Nigeria has raised its daily output of barrels of oil and condensates from a million to 1.67 million, Mr Mele Kyari, NNPCL Group Chief Executive Officer, has disclosed.
Daily pumping of crude had dropped some months ago as a result of insecurity and large-scale theft in the oil-rich Niger-Delta.
Kyari said in Abuja that President Bola Tinubu had re-engineered the security approach in the region and this has led to improvement in crude production.
“The President has re-engineered the security approach. We have already seen very significant changes in our production environment,” he said.
Persecondnews recalls that the National Bureau of Statistics (NBS) had said in August that Nigeria recorded an average daily oil output (NGOIL=ECI) of 1.22 million barrels per day (mbpd) in the second quarter of 2023.
Tinubu, who has embarked on Nigeria’s boldest reforms in decades, scrapped a costly but popular subsidy on petrol that cost the country $10 billion last year. The central bank, under Tinubu, has also lifted foreign exchange trading restrictions.
On petrol subsidy, Kyari restated that the country would have been spending about N1 trillion ($1.3 billion) monthly on the subsidy “in today’s market conditions”.
According to him, petrol consumption figure has dropped by 30% to about 46 million litres per day after the subsidy removal.
“Foreign exchange demand for petrol imports has also declined. We simply don’t have those resources anymore.
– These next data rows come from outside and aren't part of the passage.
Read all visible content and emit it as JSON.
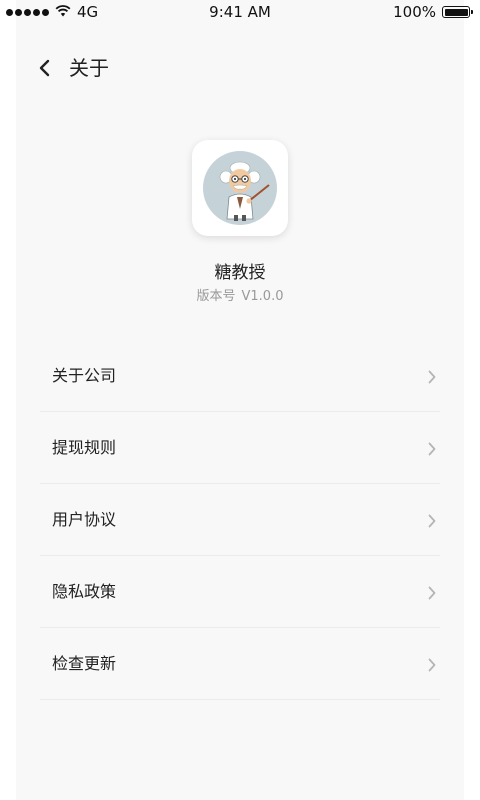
{
  "status_bar": {
    "carrier": "4G",
    "time": "9:41 AM",
    "battery": "100%"
  },
  "nav": {
    "title": "关于"
  },
  "app": {
    "name": "糖教授",
    "version_label": "版本号",
    "version": "V1.0.0"
  },
  "menu": {
    "items": [
      {
        "label": "关于公司"
      },
      {
        "label": "提现规则"
      },
      {
        "label": "用户协议"
      },
      {
        "label": "隐私政策"
      },
      {
        "label": "检查更新"
      }
    ]
  },
  "icons": {
    "back": "chevron-left-icon",
    "item": "chevron-right-icon",
    "logo": "professor-avatar-icon"
  },
  "colors": {
    "background": "#f8f8f8",
    "divider": "#ececec",
    "secondary_text": "#999999",
    "logo_bg": "#c5d3d9"
  }
}
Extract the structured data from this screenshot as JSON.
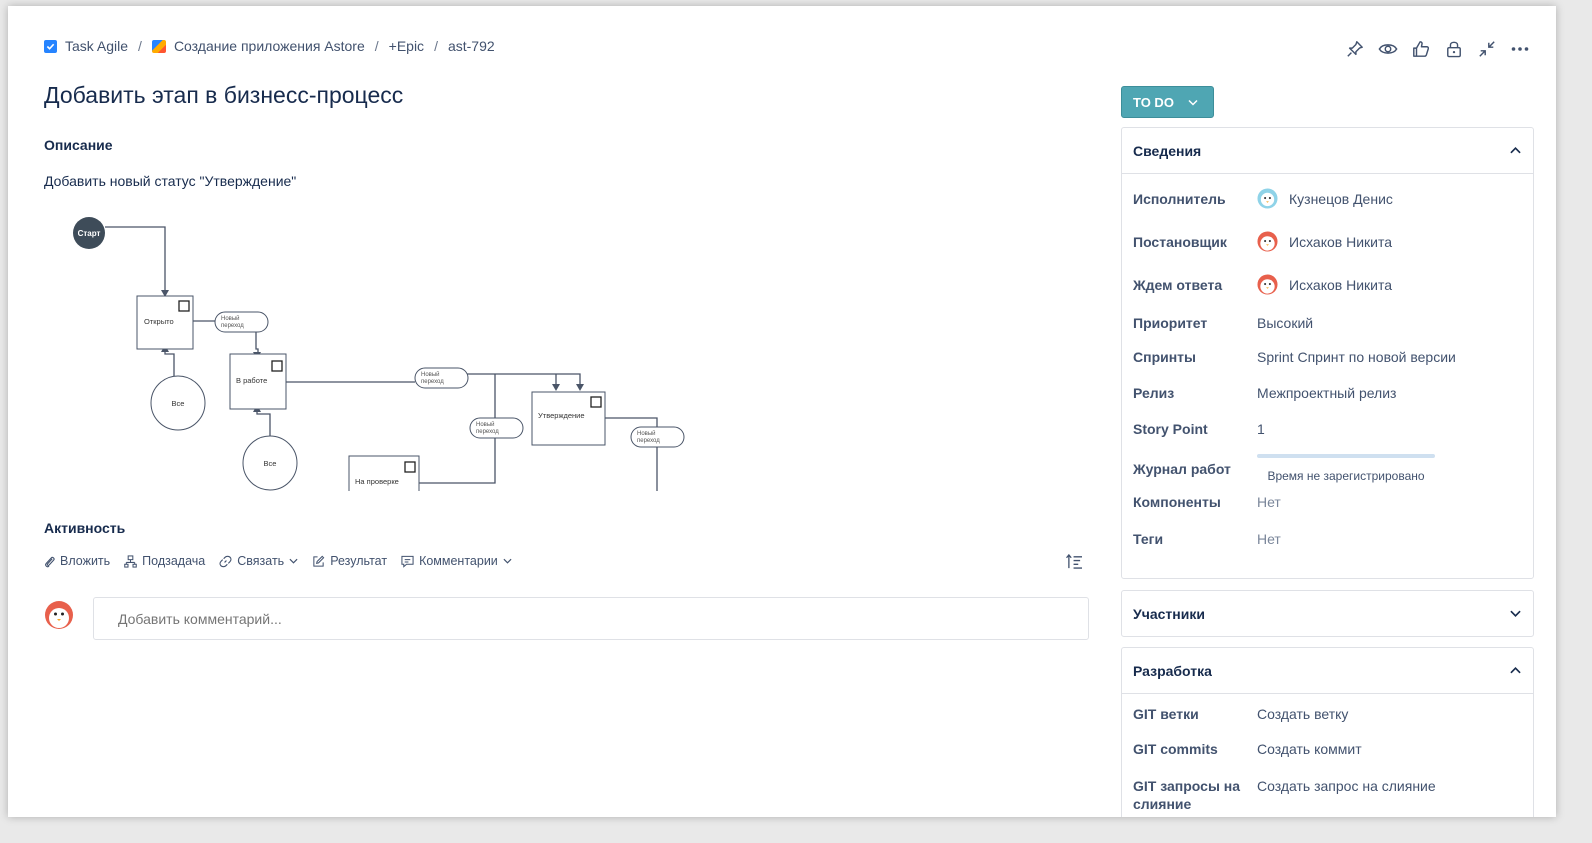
{
  "breadcrumb": {
    "project": "Task Agile",
    "app": "Создание приложения Astore",
    "epic": "+Epic",
    "key": "ast-792",
    "sep": "/"
  },
  "issue": {
    "title": "Добавить этап в бизнесс-процесс",
    "description_heading": "Описание",
    "description": "Добавить новый статус \"Утверждение\""
  },
  "diagram": {
    "start": "Старт",
    "open": "Открыто",
    "in_work": "В работе",
    "approval": "Утверждение",
    "review": "На проверке",
    "all1": "Все",
    "all2": "Все",
    "transition_l1": "Новый",
    "transition_l2": "переход"
  },
  "activity": {
    "heading": "Активность",
    "attach": "Вложить",
    "subtask": "Подзадача",
    "link": "Связать",
    "result": "Результат",
    "comments": "Комментарии",
    "comment_placeholder": "Добавить комментарий..."
  },
  "status": {
    "label": "TO DO",
    "color": "#4fa6b3"
  },
  "details": {
    "heading": "Сведения",
    "assignee_label": "Исполнитель",
    "assignee": "Кузнецов Денис",
    "reporter_label": "Постановщик",
    "reporter": "Исхаков Никита",
    "waiting_label": "Ждем ответа",
    "waiting": "Исхаков Никита",
    "priority_label": "Приоритет",
    "priority": "Высокий",
    "sprints_label": "Спринты",
    "sprints": "Sprint Спринт по новой версии",
    "release_label": "Релиз",
    "release": "Межпроектный релиз",
    "story_label": "Story Point",
    "story": "1",
    "worklog_label": "Журнал работ",
    "worklog": "Время не зарегистрировано",
    "components_label": "Компоненты",
    "components": "Нет",
    "tags_label": "Теги",
    "tags": "Нет"
  },
  "participants": {
    "heading": "Участники"
  },
  "development": {
    "heading": "Разработка",
    "branches_label": "GIT ветки",
    "branches": "Создать ветку",
    "commits_label": "GIT commits",
    "commits": "Создать коммит",
    "mr_label_1": "GIT запросы на",
    "mr_label_2": "слияние",
    "mr": "Создать запрос на слияние"
  }
}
We’re not just saving money, we’re also facing realities around what we can afford,” Kyari said.
Nigeria’s oil sector is yet to contribute positively to the country’s economic growth, which slowed to 2.51% in the second quarter due to years of underinvestment, crude-oil theft and pipeline vandalism.
In the second quarter of 2023, the nation’s oil sector which accounts for the bulk of government revenue and about 90% of foreign exchange earnings contracted to about 13.43 per cent.